Dennoch bleibt der Handel mit Kreditderivaten weitgehend unreguliert, kaum beaufsichtigt und entsprechend spekulativ. Die Verflechtungen der Akteure führen dazu, dass selbst ein relativ kleines Problem eine Kettenreaktion zur Folge haben kann. "Schon ein oder zwei Kreditausfälle könnten sehr zerstörerisch wirken", warnt Anton Pil, Chef des Anleihegeschäfts bei JP Morgan. Weil für den Handel mit Kreditderivaten nur ein geringer Einsatz nötig ist, entstehen riesige Hebel. Das Londoner Analysehaus Lombard Street Research hat errechnet, dass ein solcher Hebel bei einem CDO den Faktor 54 erreichen kann: Schon ein Preisverfall von 2 Prozent würde ein ganzes Hedge-Fonds-Portfolio auslöschen.

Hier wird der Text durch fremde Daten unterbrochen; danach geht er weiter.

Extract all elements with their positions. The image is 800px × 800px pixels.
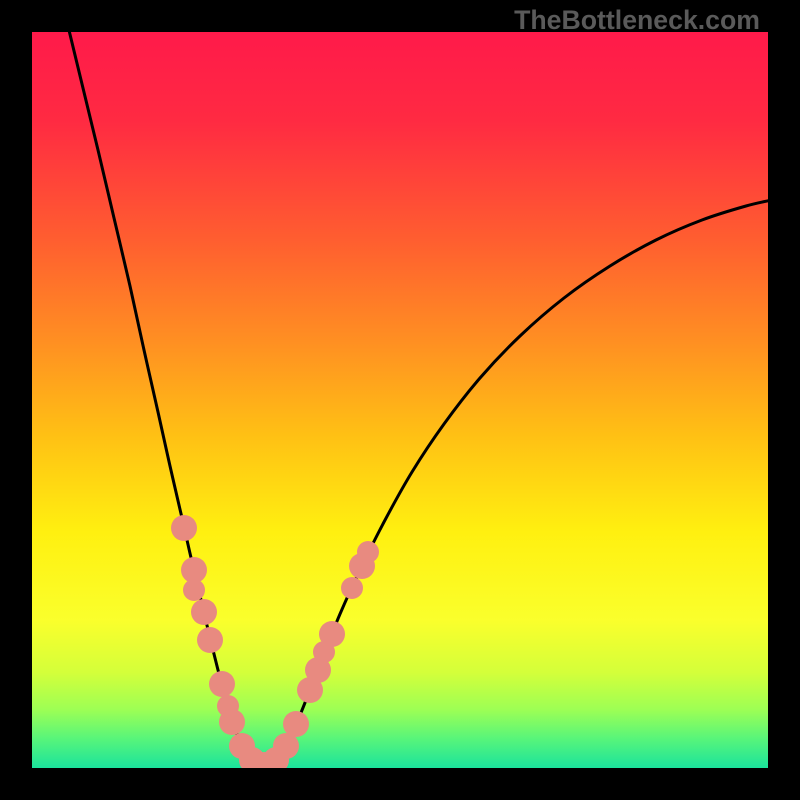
plot-area (32, 32, 768, 768)
gradient-background (32, 32, 768, 768)
data-marker (197, 627, 223, 653)
data-marker (341, 577, 363, 599)
data-marker (357, 541, 379, 563)
data-marker (171, 515, 197, 541)
data-marker (183, 579, 205, 601)
data-marker (219, 709, 245, 735)
chart-svg (32, 32, 768, 768)
data-marker (283, 711, 309, 737)
data-marker (319, 621, 345, 647)
data-marker (209, 671, 235, 697)
chart-container: TheBottleneck.com (0, 0, 800, 800)
data-marker (191, 599, 217, 625)
watermark-text: TheBottleneck.com (514, 5, 760, 36)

Die enormen Hebel führen dazu, dass Manager schnell gezwungen sind, ihre Positionen aufzulösen, wenn es zum Kursrutsch kommt. Problematisch wird das, wenn viele Hedge-Fonds gleich positioniert sind. Der Verkaufsdruck drückt die Preise weiter, im Extremfall finden sich keine Käufer mehr für die Derivate. Die Hedge-Fonds können ihren Verpflichtungen nicht mehr nachkommen und gehen Pleite. Im schlimmsten Fall reißt das die Banken gleich mit. Weil nur wenige große Häuser aktiv im Geschäft sind, ist auch ihre Zahlungsfähigkeit gefährdet, wenn zu viele Hedge-Fonds ausfallen. Doch das viele Geld, das mit den Papieren zu verdienen ist, lässt die Risiken vergessen. Und es lockt selbst die schärfsten Kritiker der Branche: Warren Buffett schrieb seinen Anlegern im März über einige Papiere, die er gekauft hatte: "Warum, mögen Sie sich fragen, spielen wir mit solch möglicherweise giftigem Zeug herum." Seine Antwort: "Derivate sind genau wie Aktien und Anleihen manchmal einfach deutlich unterbewertet."